Des principes que l’ingénieur en restauration a également choisi d’appliquer au sein d’UNIHA, la coopérative des acheteurs hospitaliers français, pour laquelle il supervise notamment les achats de surgelés. « Depuis longtemps sensibilisée à ces questions, la communauté des acheteurs a déjà mis en place plusieurs initiatives allant en ce sens », explique l’intéressé, évoquant notamment l’achat de filets de poisson en « simple congélation », une évolution récente qui a obtenu, l’an dernier, un trophée de l’achat public et bénéficie désormais du logo WWF. Il explique : « En temps normal, le poisson pêché est congelé, puis traité en usine, la plupart du temps en Asie, pour être détaillé en filets avant d’être recongelé avec des polyphosphates permettant une meilleure rétention de l’eau ». Un procédé certes autorisé – avec des limites – par les normes européennes, mais qui soulève entre autres la question de la distance parcourue par les poissons. « La simple congélation permet de garantir une transformation et une congélation soit à bord du navire, soit à terre, dans des centres de traitements côtiers proches du lieu de pêche », note l’ingénieur. 

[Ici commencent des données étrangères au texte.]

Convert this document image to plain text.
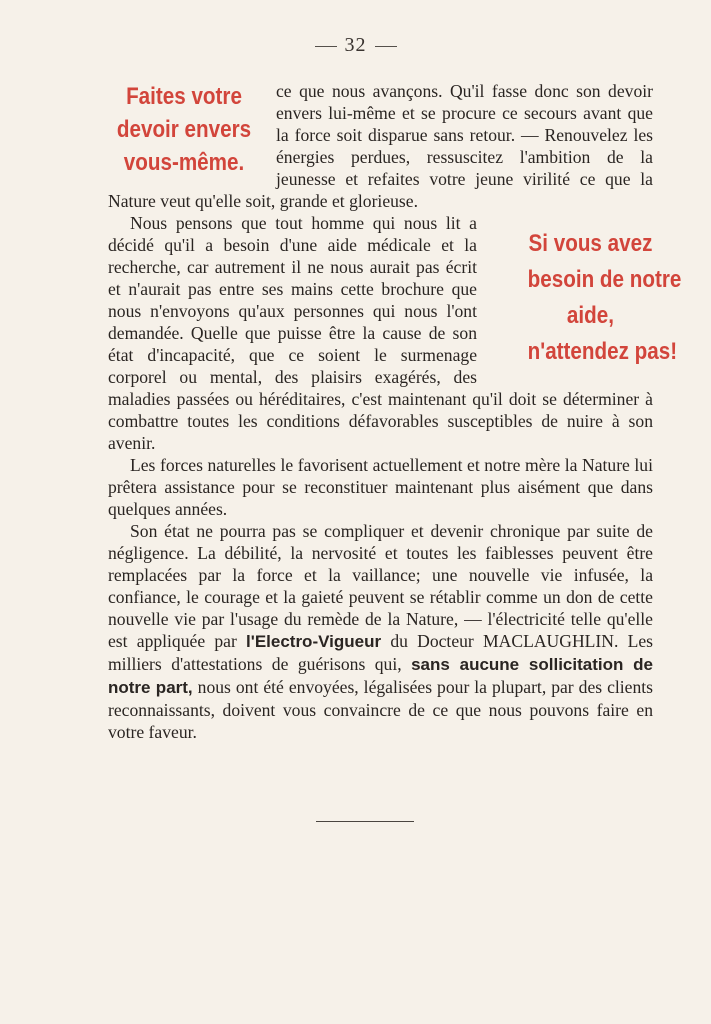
32
Faites votre
devoir envers
vous-même.

ce que nous avançons. Qu'il fasse donc son devoir envers lui-même et se procure ce secours avant que la force soit disparue sans retour. — Renouvelez les énergies perdues, ressuscitez l'ambition de la jeunesse et refaites votre jeune virilité ce que la Nature veut qu'elle soit, grande et glorieuse.

Si vous avez
besoin de notre
aide,
n'attendez pas!
Nous pensons que tout homme qui nous lit a décidé qu'il a besoin d'une aide médicale et la recherche, car autrement il ne nous aurait pas écrit et n'aurait pas entre ses mains cette brochure que nous n'envoyons qu'aux personnes qui nous l'ont demandée. Quelle que puisse être la cause de son état d'incapacité, que ce soient le surmenage corporel ou mental, des plaisirs exagérés, des maladies passées ou héréditaires, c'est maintenant qu'il doit se déterminer à combattre toutes les conditions défavorables susceptibles de nuire à son avenir.

Les forces naturelles le favorisent actuellement et notre mère la Nature lui prêtera assistance pour se reconstituer maintenant plus aisément que dans quelques années.

Son état ne pourra pas se compliquer et devenir chronique par suite de négligence. La débilité, la nervosité et toutes les faiblesses peuvent être remplacées par la force et la vaillance; une nouvelle vie infusée, la confiance, le courage et la gaieté peuvent se rétablir comme un don de cette nouvelle vie par l'usage du remède de la Nature, — l'électricité telle qu'elle est appliquée par l'Electro-Vigueur du Docteur MACLAUGHLIN. Les milliers d'attestations de guérisons qui, sans aucune sollicitation de notre part, nous ont été envoyées, légalisées pour la plupart, par des clients reconnaissants, doivent vous convaincre de ce que nous pouvons faire en votre faveur.
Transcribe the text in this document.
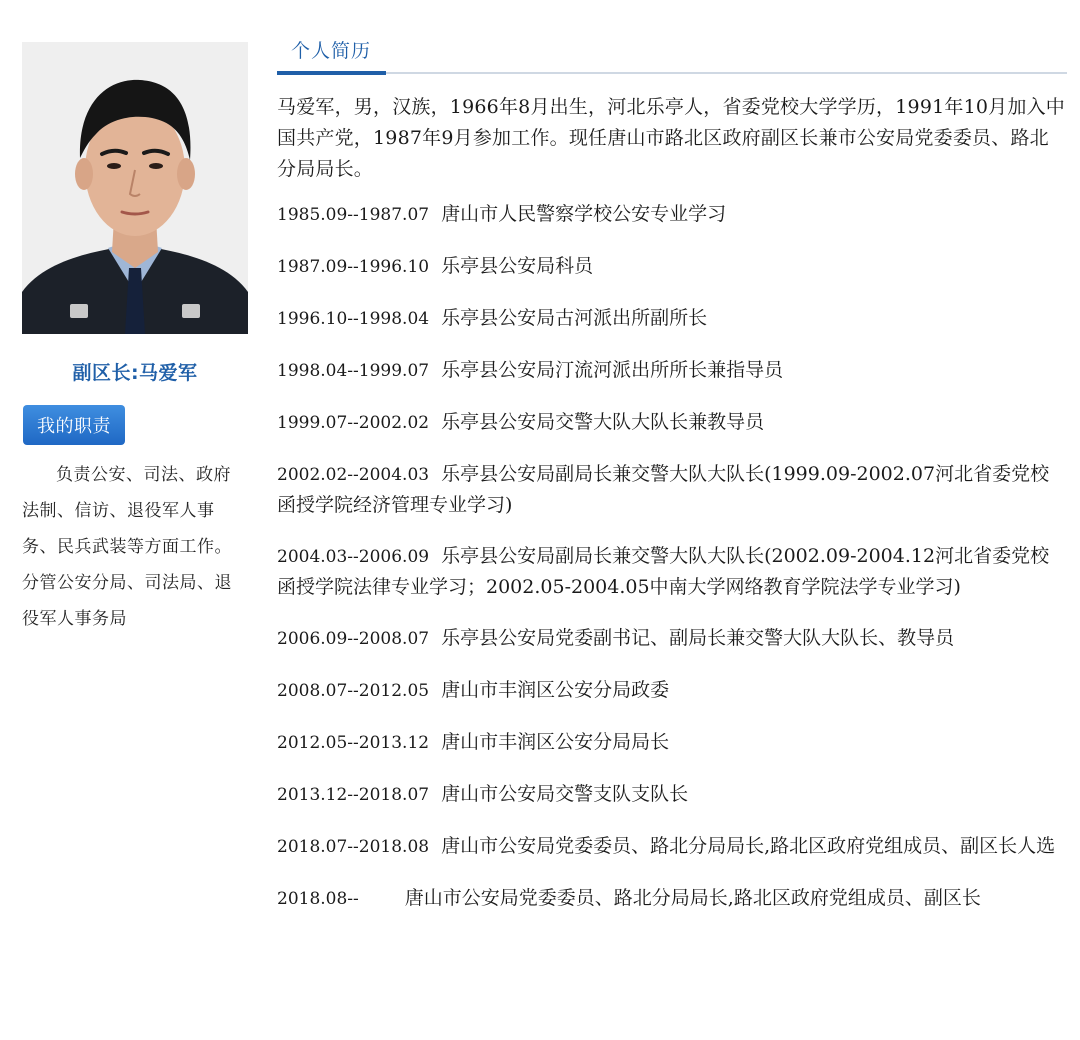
副区长:马爱军
我的职责
负责公安、司法、政府法制、信访、退役军人事务、民兵武装等方面工作。分管公安分局、司法局、退役军人事务局
个人简历
马爱军，男，汉族，1966年8月出生，河北乐亭人，省委党校大学学历，1991年10月加入中国共产党，1987年9月参加工作。现任唐山市路北区政府副区长兼市公安局党委委员、路北分局局长。
1985.09--1987.07 唐山市人民警察学校公安专业学习
1987.09--1996.10 乐亭县公安局科员
1996.10--1998.04 乐亭县公安局古河派出所副所长
1998.04--1999.07 乐亭县公安局汀流河派出所所长兼指导员
1999.07--2002.02 乐亭县公安局交警大队大队长兼教导员
2002.02--2004.03 乐亭县公安局副局长兼交警大队大队长(1999.09-2002.07河北省委党校函授学院经济管理专业学习)
2004.03--2006.09 乐亭县公安局副局长兼交警大队大队长(2002.09-2004.12河北省委党校函授学院法律专业学习；2002.05-2004.05中南大学网络教育学院法学专业学习)
2006.09--2008.07 乐亭县公安局党委副书记、副局长兼交警大队大队长、教导员
2008.07--2012.05 唐山市丰润区公安分局政委
2012.05--2013.12 唐山市丰润区公安分局局长
2013.12--2018.07 唐山市公安局交警支队支队长
2018.07--2018.08 唐山市公安局党委委员、路北分局局长,路北区政府党组成员、副区长人选
2018.08-- 唐山市公安局党委委员、路北分局局长,路北区政府党组成员、副区长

« L’agriculture française est de qualité, il faut en profiter »

Pour aller plus loin cette année, et notamment respecter les exigences de la loi EGalim*, le responsable de la cuisine angevine compte augmenter sa part de produits sous Signes d'Identification de la Qualité et de l’Origine­ (SIQO)** ou élaborés en France car, insiste-t-il, « l’agriculture française est de qualité, il faut en profiter ».  Ainsi, à Angers, les cuisines ne traitent plus de fraises d’Espagne, basculent sur de la tomate de pleine terre en saison, ne servent que des agrumes non-traités après récolte et des raisins exclusivement issus de cépages muscat et chasselas, récoltés en France. « Par rapport à du raisin Italia, le coût passe de 1 €/kg à 3 ou 4 €/kg », concède Pierre Madiot. Alors, pour faire face à ce surcoût, il a porté son attention sur deux autres paramètres : la compensation avec d’autres repas moins chers, et surtout la réduction du gaspillage alimentaire, s’équipant de fiches, logiciels et services de commandes de repas ultra-précis qui permettent « une élaboration au gramme près ». Un point essentiel pour offrir à tous, patients, résidents et personnels, une alimentation de qualité tout en garantissant un budget maîtrisé.  

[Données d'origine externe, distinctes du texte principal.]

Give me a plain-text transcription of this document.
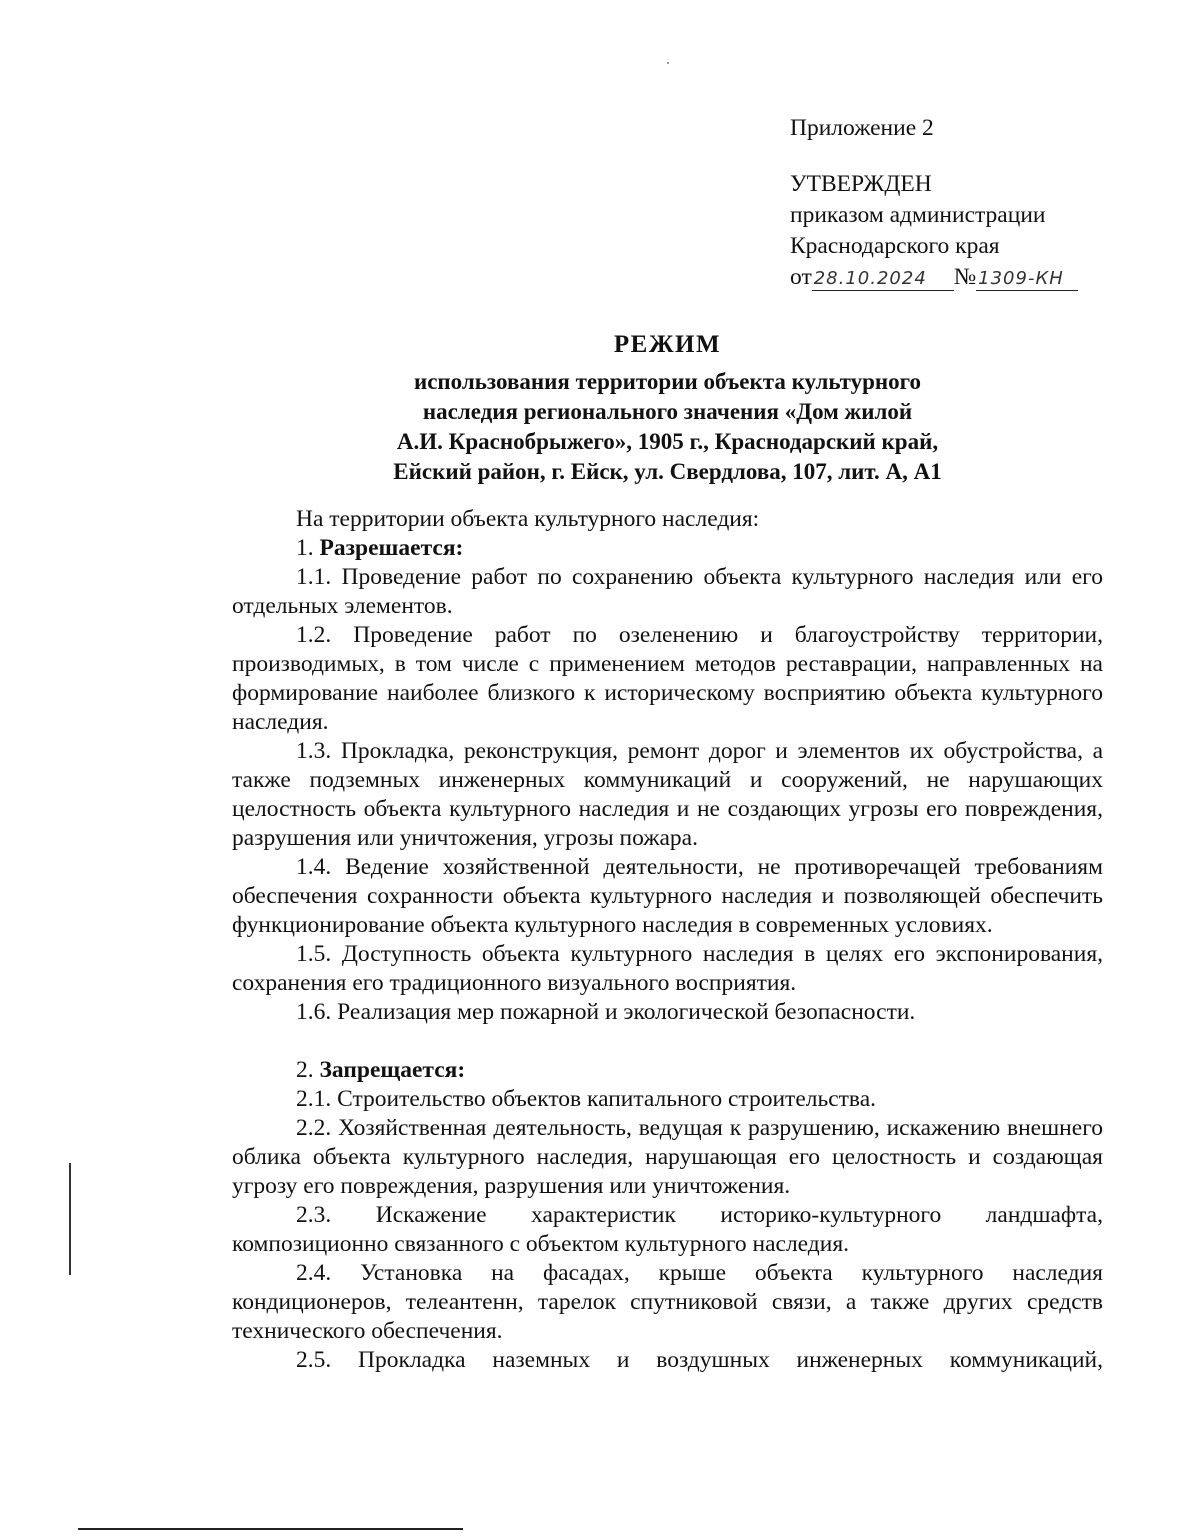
Приложение 2
УТВЕРЖДЕН
приказом администрации
Краснодарского края
от 28.10.2024 № 1309-КН
РЕЖИМ
использования территории объекта культурного
наследия регионального значения «Дом жилой
А.И. Краснобрыжего», 1905 г., Краснодарский край,
Ейский район, г. Ейск, ул. Свердлова, 107, лит. А, А1

На территории объекта культурного наследия:

1. Разрешается:

1.1. Проведение работ по сохранению объекта культурного наследия или его отдельных элементов.

1.2. Проведение работ по озеленению и благоустройству территории, производимых, в том числе с применением методов реставрации, направленных на формирование наиболее близкого к историческому восприятию объекта культурного наследия.

1.3. Прокладка, реконструкция, ремонт дорог и элементов их обустройства, а также подземных инженерных коммуникаций и сооружений, не нарушающих целостность объекта культурного наследия и не создающих угрозы его повреждения, разрушения или уничтожения, угрозы пожара.

1.4. Ведение хозяйственной деятельности, не противоречащей требованиям обеспечения сохранности объекта культурного наследия и позволяющей обеспечить функционирование объекта культурного наследия в современных условиях.

1.5. Доступность объекта культурного наследия в целях его экспонирования, сохранения его традиционного визуального восприятия.

1.6. Реализация мер пожарной и экологической безопасности.

2. Запрещается:

2.1. Строительство объектов капитального строительства.

2.2. Хозяйственная деятельность, ведущая к разрушению, искажению внешнего облика объекта культурного наследия, нарушающая его целостность и создающая угрозу его повреждения, разрушения или уничтожения.

2.3. Искажение характеристик историко-культурного ландшафта, композиционно связанного с объектом культурного наследия.

2.4. Установка на фасадах, крыше объекта культурного наследия кондиционеров, телеантенн, тарелок спутниковой связи, а также других средств технического обеспечения.

2.5. Прокладка наземных и воздушных инженерных коммуникаций,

*Loi du 30 octobre 2018 pour l'équilibre des relations commerciales dans le secteur agricole et alimentaire et une alimentation saine, durable et accessible à tous, également appelée « loi Alimentation ».
**Soit l’Indication Géographique Protégée (IGP), l’Appellation d’Origine Protégée ou Contrôlée (AOP ou AOC), l’Agriculture Biologique, le Label Rouge et la Spécialité Traditionnelle Garantie (STG).